Mais selon plusieurs de nos sources, le spectre de la paralysie plus ou moins longue des grands chantiers est bien réel.

L'exemple le plus récent est celui d'Infrabec, de la famille Zambito. En février 2010, ses deux dirigeants ont été arrêtés par l'escouade Marteau à la suite d'une enquête à Boisbriand. Trois mois plus tard, la firme s'est retrouvée en faillite et sept de ses chantiers à Laval et à Montréal (pour un total de 28 millions) ont été paralysés pendant près de trois mois, le temps que la caution fasse un appel d'offres privé afin de charger une autre entreprise d'achever les travaux. Et il ne s'agissait pas de chantiers de la même ampleur.

Au final, Accurso pourrait se résoudre à vendre ses entreprises, et leurs carnets de commandes bien garnis, à des étrangers, en particulier français ou espagnols déjà très présents au Québec (DJL, Sintra, Acciona, etc) a t-on indiqué à La Presse. Aucun de ces scénarios n'effraie Gisèle Bourque: «En cas de cautionnement, les autres entreprises vont se partager ça entre elles. Et l'arrivée d'un autre joueur étranger ici, dans l'éventualité d'une vente, n'est pas problématique. Personne n'est irremplaçable.»
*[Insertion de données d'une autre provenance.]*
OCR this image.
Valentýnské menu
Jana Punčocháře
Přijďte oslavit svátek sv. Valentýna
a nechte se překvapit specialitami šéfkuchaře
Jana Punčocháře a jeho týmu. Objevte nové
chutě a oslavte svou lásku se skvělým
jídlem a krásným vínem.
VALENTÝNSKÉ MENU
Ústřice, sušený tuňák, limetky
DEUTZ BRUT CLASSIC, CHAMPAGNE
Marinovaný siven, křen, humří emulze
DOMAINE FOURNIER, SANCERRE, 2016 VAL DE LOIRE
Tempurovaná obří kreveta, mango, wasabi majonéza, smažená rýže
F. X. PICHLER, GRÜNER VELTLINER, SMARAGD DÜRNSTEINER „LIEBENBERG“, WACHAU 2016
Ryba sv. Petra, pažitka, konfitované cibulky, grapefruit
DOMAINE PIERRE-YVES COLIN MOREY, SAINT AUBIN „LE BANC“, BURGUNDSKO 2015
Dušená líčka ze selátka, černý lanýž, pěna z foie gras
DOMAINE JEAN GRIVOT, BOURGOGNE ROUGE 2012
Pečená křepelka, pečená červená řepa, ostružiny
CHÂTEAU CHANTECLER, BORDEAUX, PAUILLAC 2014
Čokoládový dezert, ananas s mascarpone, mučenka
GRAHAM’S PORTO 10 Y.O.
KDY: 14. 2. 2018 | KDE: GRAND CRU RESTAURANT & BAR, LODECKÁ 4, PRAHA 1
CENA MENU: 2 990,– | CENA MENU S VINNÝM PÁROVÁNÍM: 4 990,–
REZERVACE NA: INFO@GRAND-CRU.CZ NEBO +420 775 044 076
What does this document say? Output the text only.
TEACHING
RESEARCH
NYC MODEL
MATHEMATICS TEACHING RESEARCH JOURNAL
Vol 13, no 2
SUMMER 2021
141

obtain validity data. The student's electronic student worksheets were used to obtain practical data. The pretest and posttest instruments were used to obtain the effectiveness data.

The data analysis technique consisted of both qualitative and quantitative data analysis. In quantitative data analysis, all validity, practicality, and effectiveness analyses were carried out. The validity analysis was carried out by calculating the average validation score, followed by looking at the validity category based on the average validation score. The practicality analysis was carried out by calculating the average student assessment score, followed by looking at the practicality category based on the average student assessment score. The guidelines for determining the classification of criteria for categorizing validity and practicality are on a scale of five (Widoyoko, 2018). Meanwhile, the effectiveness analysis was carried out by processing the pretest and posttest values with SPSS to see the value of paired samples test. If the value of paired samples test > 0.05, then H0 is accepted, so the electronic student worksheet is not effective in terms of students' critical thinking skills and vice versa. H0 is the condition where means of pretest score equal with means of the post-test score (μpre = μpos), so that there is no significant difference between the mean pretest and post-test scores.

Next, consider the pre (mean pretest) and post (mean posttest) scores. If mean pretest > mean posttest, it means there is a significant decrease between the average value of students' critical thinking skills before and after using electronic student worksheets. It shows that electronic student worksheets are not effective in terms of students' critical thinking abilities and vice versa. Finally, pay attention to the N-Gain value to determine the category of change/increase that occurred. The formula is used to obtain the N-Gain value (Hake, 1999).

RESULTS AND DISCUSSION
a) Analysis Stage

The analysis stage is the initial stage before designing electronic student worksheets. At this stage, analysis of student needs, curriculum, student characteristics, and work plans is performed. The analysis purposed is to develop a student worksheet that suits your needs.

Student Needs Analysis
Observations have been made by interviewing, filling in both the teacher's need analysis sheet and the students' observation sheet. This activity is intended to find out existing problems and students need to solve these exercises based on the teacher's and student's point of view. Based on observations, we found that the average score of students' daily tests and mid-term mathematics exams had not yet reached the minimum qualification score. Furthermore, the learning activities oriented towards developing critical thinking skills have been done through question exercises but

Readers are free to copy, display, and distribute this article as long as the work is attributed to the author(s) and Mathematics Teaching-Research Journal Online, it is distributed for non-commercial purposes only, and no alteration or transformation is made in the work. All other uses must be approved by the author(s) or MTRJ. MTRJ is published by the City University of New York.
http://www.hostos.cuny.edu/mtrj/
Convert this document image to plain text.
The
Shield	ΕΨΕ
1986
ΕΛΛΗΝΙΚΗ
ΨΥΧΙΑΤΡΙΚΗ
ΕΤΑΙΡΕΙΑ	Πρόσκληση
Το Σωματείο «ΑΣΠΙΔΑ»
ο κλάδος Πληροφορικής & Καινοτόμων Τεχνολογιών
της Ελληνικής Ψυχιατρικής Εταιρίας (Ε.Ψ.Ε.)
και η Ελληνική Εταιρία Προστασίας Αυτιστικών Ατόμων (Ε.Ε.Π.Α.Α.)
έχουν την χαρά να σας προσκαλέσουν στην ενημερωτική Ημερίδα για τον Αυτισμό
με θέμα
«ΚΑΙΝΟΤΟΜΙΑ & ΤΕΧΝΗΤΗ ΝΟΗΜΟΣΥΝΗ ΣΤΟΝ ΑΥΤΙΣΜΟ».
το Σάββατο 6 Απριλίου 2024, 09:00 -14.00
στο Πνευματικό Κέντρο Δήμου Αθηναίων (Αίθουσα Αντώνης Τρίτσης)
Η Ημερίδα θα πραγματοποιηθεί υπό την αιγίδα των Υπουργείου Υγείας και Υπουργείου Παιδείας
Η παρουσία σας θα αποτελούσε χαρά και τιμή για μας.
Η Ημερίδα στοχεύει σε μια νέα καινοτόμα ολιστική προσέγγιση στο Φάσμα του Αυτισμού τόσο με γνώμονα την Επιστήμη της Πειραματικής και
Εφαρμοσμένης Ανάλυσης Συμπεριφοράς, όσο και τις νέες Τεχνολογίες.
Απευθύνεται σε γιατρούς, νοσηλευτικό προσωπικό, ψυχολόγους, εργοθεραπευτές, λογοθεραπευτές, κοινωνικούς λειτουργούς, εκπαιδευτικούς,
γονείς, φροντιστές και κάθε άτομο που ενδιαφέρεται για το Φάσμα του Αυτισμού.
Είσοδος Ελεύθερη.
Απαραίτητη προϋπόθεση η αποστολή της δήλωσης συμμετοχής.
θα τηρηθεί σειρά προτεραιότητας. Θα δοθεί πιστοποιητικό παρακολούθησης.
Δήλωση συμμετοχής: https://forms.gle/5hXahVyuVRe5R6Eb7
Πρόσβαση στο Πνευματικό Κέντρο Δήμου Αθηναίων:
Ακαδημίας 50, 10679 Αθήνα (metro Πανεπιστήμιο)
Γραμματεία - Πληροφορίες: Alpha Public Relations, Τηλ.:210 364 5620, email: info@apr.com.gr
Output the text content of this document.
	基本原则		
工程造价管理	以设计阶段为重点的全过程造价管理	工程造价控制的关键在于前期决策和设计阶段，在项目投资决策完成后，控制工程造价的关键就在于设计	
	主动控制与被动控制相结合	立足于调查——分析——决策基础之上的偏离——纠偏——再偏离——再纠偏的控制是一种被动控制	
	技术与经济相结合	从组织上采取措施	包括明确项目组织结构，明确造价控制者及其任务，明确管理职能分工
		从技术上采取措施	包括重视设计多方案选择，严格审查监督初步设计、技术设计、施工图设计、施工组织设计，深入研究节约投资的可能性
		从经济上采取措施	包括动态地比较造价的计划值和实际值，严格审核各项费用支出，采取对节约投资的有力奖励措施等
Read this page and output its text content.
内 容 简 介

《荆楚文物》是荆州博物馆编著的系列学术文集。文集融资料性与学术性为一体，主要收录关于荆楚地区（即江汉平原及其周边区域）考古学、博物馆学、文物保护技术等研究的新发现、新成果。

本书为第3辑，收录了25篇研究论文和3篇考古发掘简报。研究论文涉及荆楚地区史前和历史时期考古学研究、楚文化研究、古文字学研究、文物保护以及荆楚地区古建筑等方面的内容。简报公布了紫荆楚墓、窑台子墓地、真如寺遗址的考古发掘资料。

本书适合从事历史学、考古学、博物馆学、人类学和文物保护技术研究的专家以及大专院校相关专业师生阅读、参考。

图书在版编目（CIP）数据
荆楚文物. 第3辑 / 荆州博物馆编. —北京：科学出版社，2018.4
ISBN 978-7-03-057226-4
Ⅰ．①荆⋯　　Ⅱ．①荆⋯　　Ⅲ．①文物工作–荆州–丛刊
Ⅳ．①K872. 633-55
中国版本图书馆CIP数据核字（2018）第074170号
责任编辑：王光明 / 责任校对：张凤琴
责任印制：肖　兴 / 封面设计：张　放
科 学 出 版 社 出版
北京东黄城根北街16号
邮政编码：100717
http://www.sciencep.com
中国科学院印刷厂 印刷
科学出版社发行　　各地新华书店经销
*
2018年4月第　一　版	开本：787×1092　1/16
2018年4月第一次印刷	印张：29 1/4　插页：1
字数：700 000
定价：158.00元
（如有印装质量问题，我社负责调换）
Le groupe de Tony Accurso a fait savoir qu'il réserve ses commentaires pour l'audience devant la Régie du Bâtiment vendredi.

Chiffres clés

1 milliard de chiffre d'affaires annuel estimé

1 milliard de contrats publics depuis 1990

Emploie jusqu'à 3500 personnes

Plus important entrepreneur en génie civil et voirie

1 555 668 heures travaillées en 2010

Tony Accurso, c'est aussi...

Marton Immeubles résidentiels (important projet de condos en cours à Ville Saint-Laurent)

Immeubles de bureaux

Centres commerciaux

CHSLD et centres de santé

Gastier Électricité et mécanique industrielle

Transport d'énergie

Montage d'acier international

Usines de pétrochimie et de traitement des minéraux

Ponts, aéroports, chemins de fer et maritime

Prestige Energis (partenaire)

Tours météorologiques et parcs éoliens (Nombreux projets au Canada et aux États-Unis)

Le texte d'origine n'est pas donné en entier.